Im Kapitel „The Empty Tomb“ seines Buches Violence Unveiled: Humanity at the Crossroads zeigt Gil Bailie, dass auch heute noch von den Gräbern der „Märtyrer“ die von Girard beschriebene sakrale Wirkung ausgeht. Er nennt ein Beispiel aus dem Konflikt um die mehrheitlich von Armeniern bewohnte, aber von Aserbaidschan umschlossene Region Bergkarabach, der seit dem Ende der 1980er Jahre zu zahlreichen Pogromen zwischen den beiden Bevölkerungsgruppen geführt hat. Bailie zitiert aus einem Artikel der New York Times den Inhalt eines Flugblatts, das die in Armenien lebenden Armenier zur Unterstützung der armenischen Partisanen in Bergkarabach aufruft: „All those who hold dear the graves of our ancestors, our churches and our holies, must sow terror on the foe. By day and by night, they must perish.“ Die Gräber der Vorfahren dienen als Rechtfertigung für die eigene Gewalt, die durch den Bezug auf “our churches and our holies” als eine „heilige“ Gewalt erscheint. Die Verwandlung erlittener Gewalt in eine religiöse Verpflichtung ist der „Schmierstoff“ für den fortwährenden Kreislauf der Gewalt.

In diesem Sinne wäre dann die Passion Christi der Sand im Getriebe. Die mit dem leeren Grab Jesu verbundene Entmystifizierung erscheint als Teil dessen, was man christliche Aufklärung nennen könnte. Wie steht es aber um die Auferstehung selbst? Angesichts der von Girard demonstrierten Diskontinuität befindet sich diese in einer merkwürdigen Kontinuität zu den mythischen Erzählungen. Für Girard ist sie so etwas wie der Preis, den die Evangelien dafür bezahlen, dass ihre Botschaft in einer vom mythischen Denken geprägten Gesellschaft ankommt: „A good theory about humanity must be based on a good theory about God“ (Battling to the End, S. xv). Und auch Raymund Schwager führt in „Die heutige Theologie und das leere Grab Jesu“ die trotz aller Brüche bestehenden Ähnlichkeiten des Passionsgeschehens mit den Mythen darauf zurück, dass „die jüdisch-christliche Offenbarung in die gleiche Welt der Gewalt, des Sterbens und des Hoffens hineinspricht wie der Mythos“.

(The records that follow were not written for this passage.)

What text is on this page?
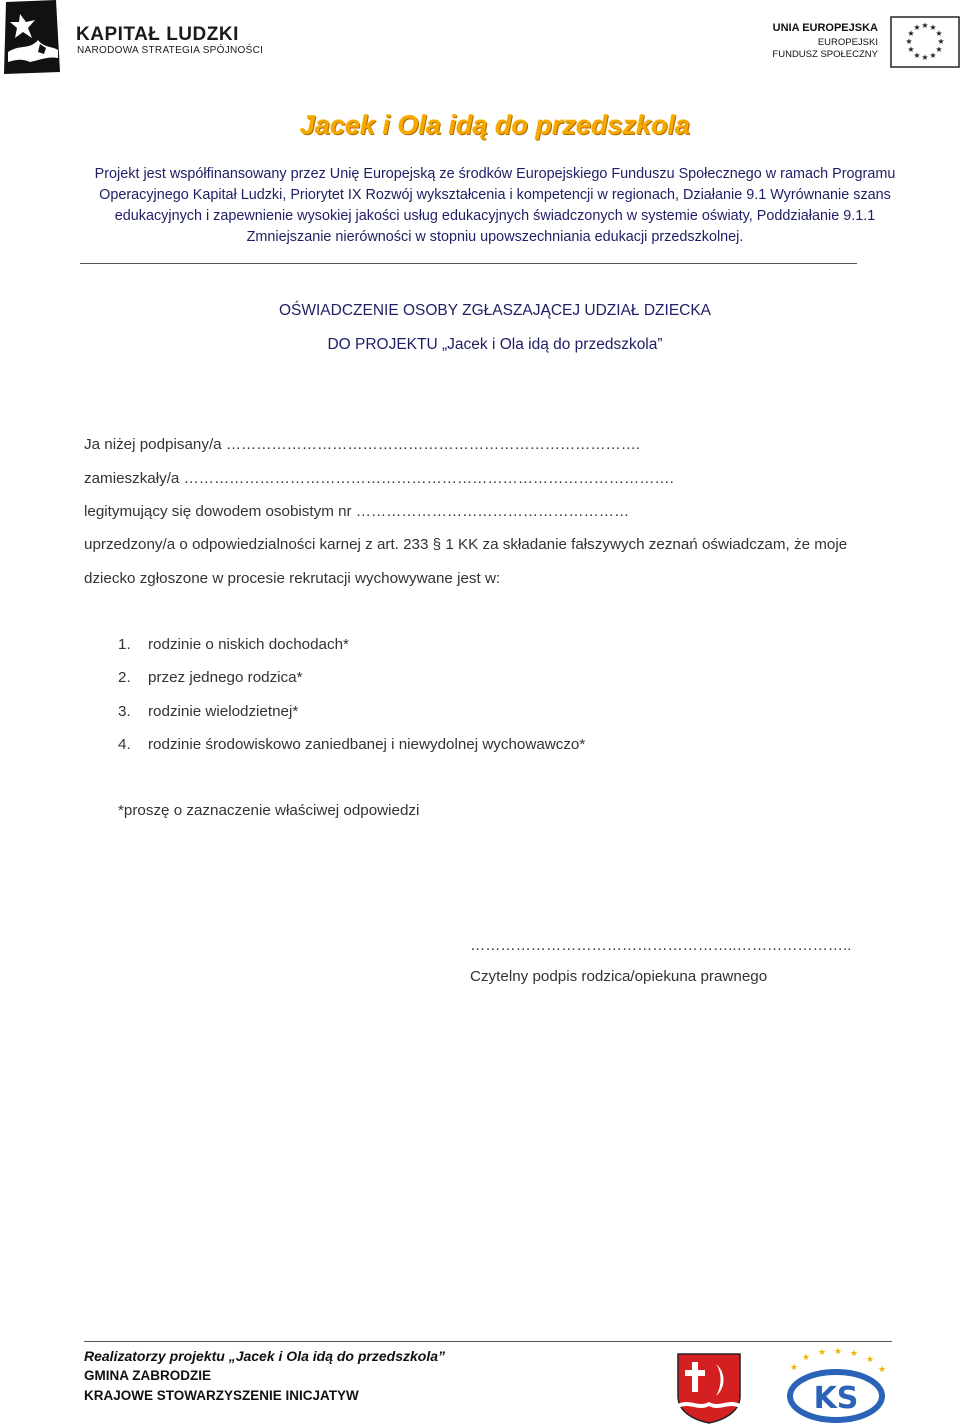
KAPITAŁ LUDZKI
NARODOWA STRATEGIA SPÓJNOŚCI
UNIA EUROPEJSKA
EUROPEJSKI
FUNDUSZ SPOŁECZNY
★ ★
★
★
★
★
★
★
★
★
★
★
Jacek i Ola idą do przedszkola
Projekt jest współfinansowany przez Unię Europejską ze środków Europejskiego Funduszu Społecznego w ramach Programu Operacyjnego Kapitał Ludzki, Priorytet IX Rozwój wykształcenia i kompetencji w regionach, Działanie 9.1 Wyrównanie szans edukacyjnych i zapewnienie wysokiej jakości usług edukacyjnych świadczonych w systemie oświaty, Poddziałanie 9.1.1 Zmniejszanie nierówności w stopniu upowszechniania edukacji przedszkolnej.
OŚWIADCZENIE OSOBY ZGŁASZAJĄCEJ UDZIAŁ DZIECKA
DO PROJEKTU „Jacek i Ola idą do przedszkola”
Ja niżej podpisany/a ……………………………………………………………………….
zamieszkały/a …………………………………………………………………………………….
legitymujący się dowodem osobistym nr ………………………………………………
uprzedzony/a o odpowiedzialności karnej z art. 233 § 1 KK za składanie fałszywych zeznań oświadczam, że moje
dziecko zgłoszone w procesie rekrutacji wychowywane jest w:
1. rodzinie o niskich dochodach*
2. przez jednego rodzica*
3. rodzinie wielodzietnej*
4. rodzinie środowiskowo zaniedbanej i niewydolnej wychowawczo*
*proszę o zaznaczenie właściwej odpowiedzi
……………………………………………..…………………..
Czytelny podpis rodzica/opiekuna prawnego
Realizatorzy projektu „Jacek i Ola idą do przedszkola”
GMINA ZABRODZIE
KRAJOWE STOWARZYSZENIE INICJATYW
★
★ ★ ★ ★
★
★
KS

Kann man als aufgeklärter Mensch an die Auferstehung glauben? Darauf gibt es anscheinend keine einfache Antwort. Gil Bailie hält sie letzten Endes für „ein historisches Enigma und ein Objekt theologischer Spekulation“, ein Ereignis, das seine Strahlkraft der enormen Wirkung des Passionsgeschehens auf die Nachfolger Christi verdankt. In der Sichtweise René Girards heißt, „an der Göttlichkeit Christi teilzuhaben“, nicht in erster Linie die Auferstehung für eine Tatsache zu halten, sondern der Neigung zur Gewalt zu widerstehen (René Girard, Battling to the End, 2010, S. xvi). Demzufolge wäre es viel stärker die aufklärerische Kraft dieser Botschaft, welche die Welt in den letzten 2000 Jahren verändert hat, als das Wunder eines von den Toten auferstandenen Menschen.